1. Include one of the following statements at the indicated configuration hierarchy level:
   • To enable access to the NETCONF SSH subsystem using the default NETCONF-over-SSH port (830) as specified by RFC 4742, include the ssh statement at the [edit system services netconf] hierarchy level:
     [edit system services]user@host# set netconf ssh
   • To enable access to the NETCONF SSH subsystem using a specified port number, configure the port statement with the desired port number at the [edit system services netconf ssh] hierarchy level.
     [edit system services]user@host# set netconf ssh port port-number

     The port-number can range from 1 through 65535. The configured port accepts only NETCONF-over-SSH sessions and rejects regular SSH session requests.

     Note: Although NETCONF-over-SSH can be configured on any port from 1 through 65535, you should avoid configuring access on a port that is normally assigned for another service.
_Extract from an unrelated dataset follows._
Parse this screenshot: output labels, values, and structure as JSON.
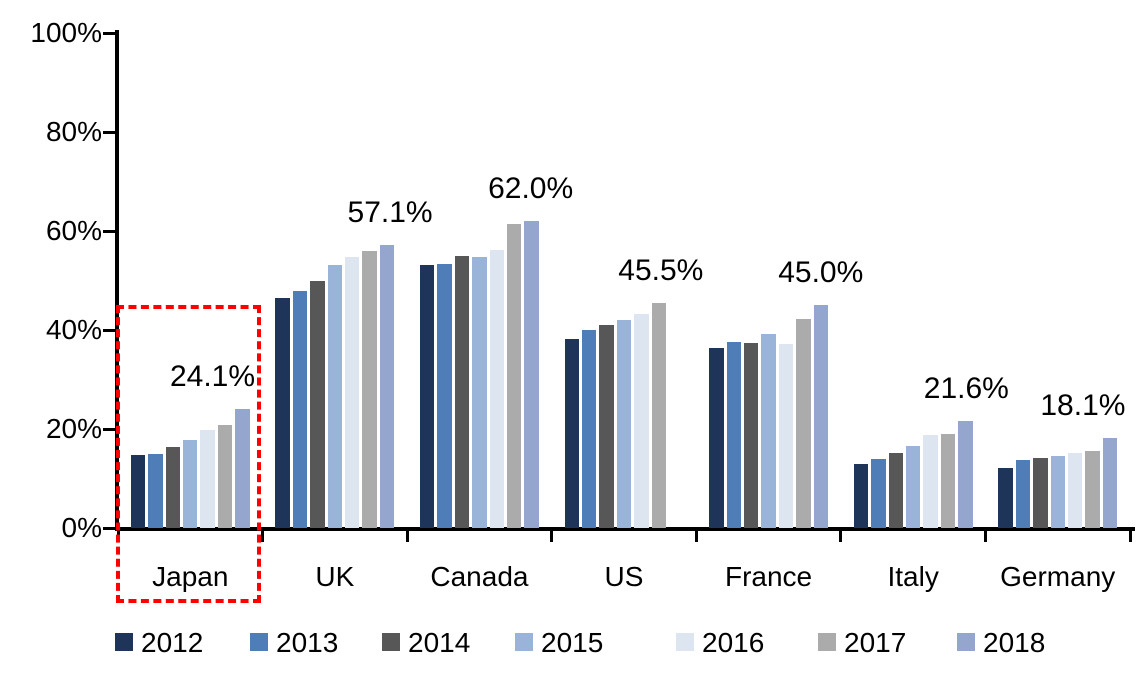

This practice avoids potential resource conflicts. If you configure NETCONF-over-SSH on a port assigned for another service, such as FTP, and that service is enabled, a commit check does not reveal a resource conflict or issue any warning message to that effect.

   • To enable access to the NETCONF SSH subsystem using the default SSH port (22), include the ssh statement at the [edit system services] hierarchy level. This configuration enables SSH access to the device for all users and applications. The ssh statement can be included in the configuration in addition to the configuration statements listed previously.
     [edit system services]user@host# set ssh
2. Commit the configuration:
   [edit]user@host# commit
3. Repeat the preceding steps on each device running Junos OS where the client application establishes NETCONF sessions.